Tropical Mathematics and its Applications, January 2019

Dates
Thursday 24 January 2019 (12:00-17:00)
Contact

Dr Sergey Sergeev on s.sergeev@bham.ac.uk or +44 (0) 121 414 6592

A joint research group in tropical mathematics has been formed by researchers in UK mathematics departments at universities including Manchester, Birmingham, Warwick, Queen Mary and Swansea, with financial support from the London Mathematical Society.

This page gives details of the next meeting, to be held in Birmingham. Funds are available to support the attendance of UK-based postgraduate students.

Venue

Nuffield, G17

Speakers

  • Stephane Gaubert (INRIA and Ecole Polytechnique, Paris, France)
  • Adi Niv (Kibbutzim College, Tel-Aviv, Israel)
  • Dhruv Ranganathan (DPMMS, Cambridge, UK)

Agenda

Please note: where academics have agreed to share their presentations, these are included as PDF downloads.

12:00 Lunch
Early participants meet in School of Mathematics (entrance hall) and go to lunch in Staff House (University of Birmingham).

13:00 Dhruv Ranganathan: How should we count one tropical curve?
Abstract: Tropical geometry famously provides a way in which to count solutions to enumerative (or curve counting) problems in algebraic geometry. In order to achieve this, each tropical curve is counted with a certain multiplicity. Ideally, one would like this multiplicity to be localized over 'smaller' problems attached to the vertices. I will give an introduction to these ideas, explain some subtleties that make it fun to think about, discuss what implications this has for older questions in the subject.

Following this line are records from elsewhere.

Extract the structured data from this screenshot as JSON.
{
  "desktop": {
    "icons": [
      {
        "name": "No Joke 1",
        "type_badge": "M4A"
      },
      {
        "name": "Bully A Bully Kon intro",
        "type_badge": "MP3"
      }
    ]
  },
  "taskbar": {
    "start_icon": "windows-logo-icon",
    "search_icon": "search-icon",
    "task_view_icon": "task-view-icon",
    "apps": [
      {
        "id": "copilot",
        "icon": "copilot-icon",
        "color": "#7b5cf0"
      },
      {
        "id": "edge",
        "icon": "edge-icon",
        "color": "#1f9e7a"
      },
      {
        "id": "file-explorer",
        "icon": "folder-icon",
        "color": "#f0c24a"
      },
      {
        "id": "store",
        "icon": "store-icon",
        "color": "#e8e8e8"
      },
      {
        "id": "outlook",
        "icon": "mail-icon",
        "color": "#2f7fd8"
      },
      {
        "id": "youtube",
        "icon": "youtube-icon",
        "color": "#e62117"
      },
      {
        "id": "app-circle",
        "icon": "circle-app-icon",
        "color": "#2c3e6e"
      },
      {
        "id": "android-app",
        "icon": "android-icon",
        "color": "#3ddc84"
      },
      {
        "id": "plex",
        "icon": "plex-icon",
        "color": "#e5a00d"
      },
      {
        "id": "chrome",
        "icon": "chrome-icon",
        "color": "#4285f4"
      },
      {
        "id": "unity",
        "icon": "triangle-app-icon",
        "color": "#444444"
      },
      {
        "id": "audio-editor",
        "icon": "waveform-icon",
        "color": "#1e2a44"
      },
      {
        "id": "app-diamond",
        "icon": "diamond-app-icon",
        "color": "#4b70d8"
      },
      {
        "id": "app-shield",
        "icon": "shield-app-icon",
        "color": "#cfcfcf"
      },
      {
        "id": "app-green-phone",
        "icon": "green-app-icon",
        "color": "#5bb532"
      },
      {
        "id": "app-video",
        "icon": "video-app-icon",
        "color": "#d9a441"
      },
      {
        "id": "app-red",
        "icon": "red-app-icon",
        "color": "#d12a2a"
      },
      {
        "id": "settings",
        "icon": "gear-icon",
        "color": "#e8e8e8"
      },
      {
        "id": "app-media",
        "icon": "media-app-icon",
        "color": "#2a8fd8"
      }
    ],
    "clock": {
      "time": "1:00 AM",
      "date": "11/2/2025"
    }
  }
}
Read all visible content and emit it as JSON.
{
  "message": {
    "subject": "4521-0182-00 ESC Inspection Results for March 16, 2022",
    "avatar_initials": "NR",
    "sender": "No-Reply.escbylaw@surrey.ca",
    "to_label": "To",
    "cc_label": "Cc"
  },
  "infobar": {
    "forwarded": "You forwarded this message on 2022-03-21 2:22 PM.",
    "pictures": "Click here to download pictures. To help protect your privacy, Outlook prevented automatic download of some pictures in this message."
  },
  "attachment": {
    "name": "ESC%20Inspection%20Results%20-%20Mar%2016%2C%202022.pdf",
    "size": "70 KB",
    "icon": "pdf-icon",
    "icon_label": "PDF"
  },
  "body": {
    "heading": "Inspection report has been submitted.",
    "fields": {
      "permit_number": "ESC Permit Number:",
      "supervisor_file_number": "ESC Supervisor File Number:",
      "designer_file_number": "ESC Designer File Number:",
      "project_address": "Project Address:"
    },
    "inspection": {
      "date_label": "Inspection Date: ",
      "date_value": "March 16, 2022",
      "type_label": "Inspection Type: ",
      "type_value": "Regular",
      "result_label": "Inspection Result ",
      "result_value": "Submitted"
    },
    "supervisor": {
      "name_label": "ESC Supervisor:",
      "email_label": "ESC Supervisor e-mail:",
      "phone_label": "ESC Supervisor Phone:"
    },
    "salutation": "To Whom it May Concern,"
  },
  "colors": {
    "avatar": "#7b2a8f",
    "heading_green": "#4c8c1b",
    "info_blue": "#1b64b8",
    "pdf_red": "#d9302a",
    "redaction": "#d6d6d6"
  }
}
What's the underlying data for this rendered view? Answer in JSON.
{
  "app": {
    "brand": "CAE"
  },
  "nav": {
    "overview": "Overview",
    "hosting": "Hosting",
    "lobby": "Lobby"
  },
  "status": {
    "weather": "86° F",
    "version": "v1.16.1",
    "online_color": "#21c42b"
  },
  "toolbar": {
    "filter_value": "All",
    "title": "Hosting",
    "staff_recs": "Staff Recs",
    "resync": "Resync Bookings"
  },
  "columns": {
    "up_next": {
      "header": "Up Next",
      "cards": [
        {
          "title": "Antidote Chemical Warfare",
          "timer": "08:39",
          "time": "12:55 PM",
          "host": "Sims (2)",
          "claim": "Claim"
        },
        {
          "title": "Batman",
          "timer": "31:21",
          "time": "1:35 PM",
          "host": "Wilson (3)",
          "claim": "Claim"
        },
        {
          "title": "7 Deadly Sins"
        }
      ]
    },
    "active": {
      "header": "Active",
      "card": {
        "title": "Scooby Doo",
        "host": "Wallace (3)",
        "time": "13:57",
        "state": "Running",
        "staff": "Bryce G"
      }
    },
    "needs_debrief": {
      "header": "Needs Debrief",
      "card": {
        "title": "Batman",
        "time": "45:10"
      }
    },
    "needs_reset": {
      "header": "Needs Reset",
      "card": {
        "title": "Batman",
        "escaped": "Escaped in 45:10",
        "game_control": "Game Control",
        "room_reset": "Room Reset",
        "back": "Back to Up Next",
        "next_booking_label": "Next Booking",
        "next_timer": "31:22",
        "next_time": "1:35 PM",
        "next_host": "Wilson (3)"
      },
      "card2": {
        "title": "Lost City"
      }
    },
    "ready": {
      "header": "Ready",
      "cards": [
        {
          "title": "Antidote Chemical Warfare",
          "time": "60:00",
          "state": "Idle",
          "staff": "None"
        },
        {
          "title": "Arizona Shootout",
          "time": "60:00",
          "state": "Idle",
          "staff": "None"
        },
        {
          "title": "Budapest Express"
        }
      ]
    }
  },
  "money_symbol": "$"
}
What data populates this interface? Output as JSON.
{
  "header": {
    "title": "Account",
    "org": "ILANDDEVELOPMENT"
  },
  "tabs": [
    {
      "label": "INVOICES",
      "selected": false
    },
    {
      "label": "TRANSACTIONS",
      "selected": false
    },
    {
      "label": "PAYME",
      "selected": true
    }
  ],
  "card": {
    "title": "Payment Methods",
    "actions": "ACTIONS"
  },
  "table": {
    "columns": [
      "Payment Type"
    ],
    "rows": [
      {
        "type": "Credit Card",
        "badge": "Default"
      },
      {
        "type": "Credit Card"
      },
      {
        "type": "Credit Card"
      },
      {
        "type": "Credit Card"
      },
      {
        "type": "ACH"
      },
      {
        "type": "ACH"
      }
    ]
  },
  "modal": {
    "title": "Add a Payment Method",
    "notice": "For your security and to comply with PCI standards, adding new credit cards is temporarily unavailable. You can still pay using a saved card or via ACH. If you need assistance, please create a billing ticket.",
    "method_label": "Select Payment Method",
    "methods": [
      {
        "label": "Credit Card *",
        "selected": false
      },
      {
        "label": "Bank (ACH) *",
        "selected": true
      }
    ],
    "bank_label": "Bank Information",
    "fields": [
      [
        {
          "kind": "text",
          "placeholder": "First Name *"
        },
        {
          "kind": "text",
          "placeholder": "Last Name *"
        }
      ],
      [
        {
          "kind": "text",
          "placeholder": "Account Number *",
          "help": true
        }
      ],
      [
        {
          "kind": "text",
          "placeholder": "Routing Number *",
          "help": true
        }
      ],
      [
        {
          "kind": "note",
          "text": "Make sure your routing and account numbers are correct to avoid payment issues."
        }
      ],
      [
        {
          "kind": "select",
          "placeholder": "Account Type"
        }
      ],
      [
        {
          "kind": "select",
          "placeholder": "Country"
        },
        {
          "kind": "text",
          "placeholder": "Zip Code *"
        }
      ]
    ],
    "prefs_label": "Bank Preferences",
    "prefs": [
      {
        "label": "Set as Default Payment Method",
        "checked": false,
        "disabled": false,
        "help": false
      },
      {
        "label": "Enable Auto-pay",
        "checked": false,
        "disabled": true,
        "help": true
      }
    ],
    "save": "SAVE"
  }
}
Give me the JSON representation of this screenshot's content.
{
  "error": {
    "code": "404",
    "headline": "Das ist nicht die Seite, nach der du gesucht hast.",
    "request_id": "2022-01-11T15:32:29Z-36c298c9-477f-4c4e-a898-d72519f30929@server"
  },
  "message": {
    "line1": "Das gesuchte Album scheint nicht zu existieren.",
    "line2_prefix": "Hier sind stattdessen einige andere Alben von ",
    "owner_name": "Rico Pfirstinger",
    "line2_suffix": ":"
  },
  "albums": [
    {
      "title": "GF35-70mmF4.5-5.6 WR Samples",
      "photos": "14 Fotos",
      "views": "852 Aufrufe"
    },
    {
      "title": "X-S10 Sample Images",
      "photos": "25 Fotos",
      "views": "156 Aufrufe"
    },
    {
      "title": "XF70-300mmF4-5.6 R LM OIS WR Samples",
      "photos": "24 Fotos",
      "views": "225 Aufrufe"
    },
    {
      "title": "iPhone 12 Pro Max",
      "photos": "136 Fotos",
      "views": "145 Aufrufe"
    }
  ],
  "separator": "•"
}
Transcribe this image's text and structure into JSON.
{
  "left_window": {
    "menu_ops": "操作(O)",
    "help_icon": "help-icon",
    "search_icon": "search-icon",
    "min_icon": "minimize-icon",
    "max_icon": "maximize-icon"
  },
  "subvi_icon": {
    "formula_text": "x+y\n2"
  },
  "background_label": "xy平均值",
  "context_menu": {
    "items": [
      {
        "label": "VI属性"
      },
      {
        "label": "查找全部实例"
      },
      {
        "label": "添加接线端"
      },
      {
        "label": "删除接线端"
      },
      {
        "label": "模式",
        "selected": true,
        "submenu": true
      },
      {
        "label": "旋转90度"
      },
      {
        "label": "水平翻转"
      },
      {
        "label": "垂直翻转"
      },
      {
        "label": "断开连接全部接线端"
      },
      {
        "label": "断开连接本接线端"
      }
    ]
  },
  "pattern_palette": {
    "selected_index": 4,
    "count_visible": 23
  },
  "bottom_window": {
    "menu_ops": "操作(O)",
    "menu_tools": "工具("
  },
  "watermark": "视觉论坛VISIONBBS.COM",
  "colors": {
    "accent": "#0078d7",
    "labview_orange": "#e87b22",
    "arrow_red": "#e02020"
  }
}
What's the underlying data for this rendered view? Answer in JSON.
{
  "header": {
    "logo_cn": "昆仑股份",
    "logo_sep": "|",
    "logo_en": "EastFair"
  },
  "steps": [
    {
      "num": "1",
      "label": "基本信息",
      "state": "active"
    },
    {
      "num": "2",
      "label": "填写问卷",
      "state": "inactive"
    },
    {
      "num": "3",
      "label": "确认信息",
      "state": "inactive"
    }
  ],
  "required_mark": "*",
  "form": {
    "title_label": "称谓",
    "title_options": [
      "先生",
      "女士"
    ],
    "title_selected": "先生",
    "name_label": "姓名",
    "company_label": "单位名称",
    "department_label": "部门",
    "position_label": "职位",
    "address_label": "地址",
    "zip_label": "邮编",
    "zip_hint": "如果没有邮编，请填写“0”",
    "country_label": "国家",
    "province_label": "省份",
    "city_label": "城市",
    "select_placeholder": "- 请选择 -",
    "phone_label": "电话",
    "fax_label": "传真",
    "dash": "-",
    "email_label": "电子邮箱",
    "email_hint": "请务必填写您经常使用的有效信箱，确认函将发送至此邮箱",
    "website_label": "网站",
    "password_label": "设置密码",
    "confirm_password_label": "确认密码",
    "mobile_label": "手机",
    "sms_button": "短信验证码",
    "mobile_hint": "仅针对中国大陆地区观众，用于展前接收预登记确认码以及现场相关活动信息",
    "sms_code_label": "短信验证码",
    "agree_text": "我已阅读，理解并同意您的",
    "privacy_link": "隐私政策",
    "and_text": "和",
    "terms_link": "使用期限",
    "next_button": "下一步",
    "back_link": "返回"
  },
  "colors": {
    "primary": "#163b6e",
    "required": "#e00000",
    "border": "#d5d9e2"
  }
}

14:00 Adi Niv: Optimal assignments with supervisions (PDF, 2.3 MB)
Abstract: In this talk I will provide a (graph-theoretic) proof to the tropical Jacobi identity, alternative to the (matrix-theoretic) proof recently obtained in my joint work with Marianne Akian and Stephane Gaubert. The latter proof was inspired by the classical Jacobi identity, which states that the (Jc,Ic)-minor of a matrix A corresponds, in some to be defined way, to the (I,J)-minor of A-1. In other words, the compound of order k of A corresponds to the compound of order (n-k) of its inverse. We provide an application of the tropical Jacobi identity to optimal assignments with supervisions. More precisely, we consider the problem of assigning multiple tasks to one team, or daily tasks to multiple teams, where each team has a supervisor-task or a supervised task. This is joint work with Marie Maccaig and Sergey Sergeev.

15:00-16:00 Break - Tea/Coffee

16:00 Stephane Gaubert: Condition numbers in nonarchimedean semidefinite programming and what they say about stochastic mean payoff games (PDF, 966 kB)
Abstract: Semidefinite programming consists in optimizing a linear form over a spectrahedron, the latter being across section of the cone of positive semidefinite matrices. This makes sense over any real closed field, and in particular, over fields of real Puiseux series, equipped with their non archimedean valuation. In this way, a tropical spectrahedron can be defined as the image by the valuation of a nonarchimedean spectrahedron. The nonarchimedean semidefinite feasibility problem, with generic valuations of the input matrices, turns out to be equivalent to stochastic mean payoff games with perfect information. We use this correspondence to define a condition number for stochastic mean payoff games, which controls the 'rotundity' of the associated tropical spectrahedra. We bound the complexity of value iteration in terms of this condition number, and derive fixed parameter tractability results for stochastic mean payoff games with perfect information. This is joint work with Xavier Allamigeon, Ricardo Katz and Mateusz Skomra.

18:00 Dinner

A table has been booked in Wildwood restaurant in the city centre of Birmingham (66 New Street). After the last talk and some discussion we will start moving towards the University train station, where we will catch a train to Birmingham New Street.

Financial support

Financial support for UK-based postgraduate students is awarded on a first come, first served basis; please give an estimate of your travel costs when confirming your attendance.

Directions from central Birmingham stations

(Birmingham New Street, Birmingham Moor Street)

The University of Birmingham (Edgbaston Campus) is located near University train station (to our knowledge, surprisingly, this is a unique station with this name in the UK).

If you arrive at Birmingham Moor Street then walk to Birmingham New Street station: there is no direct train from Birmingham Moor Street to University.

When you are at Birmingham New Street, it is safe to find platform 12 and take a train to Redditch or to Longbridge. Then leave the train at the second stop: University. There are several other trains which stop at University: check the electronic screens.

From the train station, descend downhill towards the clock tower. Then, for the main venues of the workshop see the unmarked campus map (PDF, 430 kB) and the marked campus map (PDF, 1.2 MB). Notice especially that the talks will take place *not* in School of Mathematics but in another building named Nuffield (this building is very close to School of Mathematics).

If you want to go for lunch then either find us at 11:45 - 12:00 at School of Mathematics entrance or go directly to Staff House and find us there on the 2nd floor in Noble room.